He looked dejected; and as he said good-bye to her, offered to take her hand. But she would not give it to him, and merely added instead—
“Remember that it is an old woman who has seen a good deal in the world who tells you this.”
He went away then; and while he was being rowed across to Sandvigen he changed his mind again, and determined that his plan of plying to Holland should be carried out.
Skipper Garvloit, into whose family Elizabeth had come, occupied one of the many-storeyed houses, with green window-shutters, narrow entrance-doors, and polished brass knockers, after the usual Dutch fashion, in the lively street leading down to the dock in Amsterdam, with the canal on the other side, with its various bridges, and vessels and barges of all kinds unlading, running up from it into the heart of the town.
Madam Garvloit had four young children, and was not very strong, so that Elizabeth’s robust, healthy nature had been a perfect godsend to her in the house, and she was content to overlook her occasional shortcomings of manner or temper in consideration of the assistance which she rendered in every department of the housekeeping.

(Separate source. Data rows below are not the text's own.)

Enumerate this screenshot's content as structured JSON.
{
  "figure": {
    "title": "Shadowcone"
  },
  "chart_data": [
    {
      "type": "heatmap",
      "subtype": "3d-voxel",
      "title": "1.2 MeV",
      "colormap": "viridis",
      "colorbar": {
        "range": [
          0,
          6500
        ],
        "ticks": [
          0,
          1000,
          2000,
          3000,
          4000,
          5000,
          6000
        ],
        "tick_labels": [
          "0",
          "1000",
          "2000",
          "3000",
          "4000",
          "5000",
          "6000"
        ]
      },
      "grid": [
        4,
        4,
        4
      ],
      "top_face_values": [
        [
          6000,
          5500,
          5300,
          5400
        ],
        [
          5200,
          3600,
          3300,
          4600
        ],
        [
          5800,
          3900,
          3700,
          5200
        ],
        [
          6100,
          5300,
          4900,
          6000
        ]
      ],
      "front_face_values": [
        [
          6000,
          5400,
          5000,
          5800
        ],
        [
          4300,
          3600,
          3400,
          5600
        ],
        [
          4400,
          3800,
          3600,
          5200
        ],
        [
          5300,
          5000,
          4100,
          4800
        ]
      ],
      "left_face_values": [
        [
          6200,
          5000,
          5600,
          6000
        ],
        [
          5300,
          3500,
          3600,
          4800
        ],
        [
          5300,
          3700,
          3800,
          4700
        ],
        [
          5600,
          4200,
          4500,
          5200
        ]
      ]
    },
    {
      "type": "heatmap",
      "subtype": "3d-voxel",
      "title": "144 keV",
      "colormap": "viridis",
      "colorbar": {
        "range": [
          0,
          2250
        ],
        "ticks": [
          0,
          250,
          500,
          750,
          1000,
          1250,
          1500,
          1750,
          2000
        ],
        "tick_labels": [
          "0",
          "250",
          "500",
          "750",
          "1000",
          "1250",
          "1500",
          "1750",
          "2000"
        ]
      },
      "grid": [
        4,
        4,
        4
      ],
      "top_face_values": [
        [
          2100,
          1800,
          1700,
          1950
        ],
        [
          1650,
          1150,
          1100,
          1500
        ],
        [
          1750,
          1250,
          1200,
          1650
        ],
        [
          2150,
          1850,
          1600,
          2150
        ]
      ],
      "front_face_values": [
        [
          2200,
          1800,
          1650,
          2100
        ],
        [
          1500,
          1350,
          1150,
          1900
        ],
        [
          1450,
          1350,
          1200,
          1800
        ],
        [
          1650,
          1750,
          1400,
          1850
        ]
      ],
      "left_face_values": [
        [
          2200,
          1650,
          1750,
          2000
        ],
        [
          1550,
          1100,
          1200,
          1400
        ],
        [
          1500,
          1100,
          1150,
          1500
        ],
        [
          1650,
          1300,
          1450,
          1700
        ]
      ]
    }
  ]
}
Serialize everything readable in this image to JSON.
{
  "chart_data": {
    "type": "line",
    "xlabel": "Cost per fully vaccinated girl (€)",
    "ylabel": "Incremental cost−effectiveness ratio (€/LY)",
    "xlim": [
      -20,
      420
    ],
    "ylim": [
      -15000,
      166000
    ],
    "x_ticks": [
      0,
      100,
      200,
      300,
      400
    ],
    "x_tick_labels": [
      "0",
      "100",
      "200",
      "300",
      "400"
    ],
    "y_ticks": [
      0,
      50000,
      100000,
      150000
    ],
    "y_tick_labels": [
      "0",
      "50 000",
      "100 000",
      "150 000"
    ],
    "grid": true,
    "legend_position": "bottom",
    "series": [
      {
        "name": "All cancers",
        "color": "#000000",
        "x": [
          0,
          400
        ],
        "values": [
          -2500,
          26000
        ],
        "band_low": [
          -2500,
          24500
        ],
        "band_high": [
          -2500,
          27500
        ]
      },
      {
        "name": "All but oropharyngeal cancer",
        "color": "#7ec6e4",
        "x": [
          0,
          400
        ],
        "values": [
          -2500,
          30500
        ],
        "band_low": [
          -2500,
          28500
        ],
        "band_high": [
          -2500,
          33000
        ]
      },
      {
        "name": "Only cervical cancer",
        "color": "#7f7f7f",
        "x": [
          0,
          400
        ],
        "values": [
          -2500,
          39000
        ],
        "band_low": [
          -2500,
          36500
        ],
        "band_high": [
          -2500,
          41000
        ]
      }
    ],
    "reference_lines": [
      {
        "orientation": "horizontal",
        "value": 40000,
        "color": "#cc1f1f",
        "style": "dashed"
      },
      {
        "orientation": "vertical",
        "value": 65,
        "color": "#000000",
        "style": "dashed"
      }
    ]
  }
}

Elizabeth had always had a pretty strong will of her own; and here, where she virtually had the control of everything, her tendency to self-assertion had been considerably developed. The force and decision with which she gave her opinion about everything seemed to Madam Garvloit sometimes (although she said nothing) rather like a reversing of their relative positions; and on days when she was in a captious humour—and those were her days of most feverish activity—she would even go so far as to set aside her mistress’s orders altogether. In a general way her moods were very uncertain: one day she would be in tearing spirits, racing up and down the stairs with the children, as if she had been inhaling the wild air of Torungen again; and another she would be so pensive and taciturn that they thought she must be pining after home.
She had many admirers, both among young and old, her gay moods attracting the former, and her serious ones the latter. Among the former were two young gentlemen acquaintances of the house, relatives of Garvloit—one a smart young clerk from one of the larger counting-houses in the town, who rather affected the gentleman; and the other a light-haired, pink-complexioned, skipper’s son from Vlieland. They both came regularly every Sunday, were frantically jealous of one another, tried to outbid each other whenever an opportunity offered, and were both fully convinced that they sighed in vain. She was so different, they felt, from the other specimens of femininity of their acquaintance to whom their weak attentions had sometimes proved acceptable. There was something almost imperious in Elizabeth’s manner at times that made them feel quite small beside her; and however careless she might be of the convenances in her way of speaking to them, they had very soon found that wherever she chose to draw the line, so far could they go and no farther.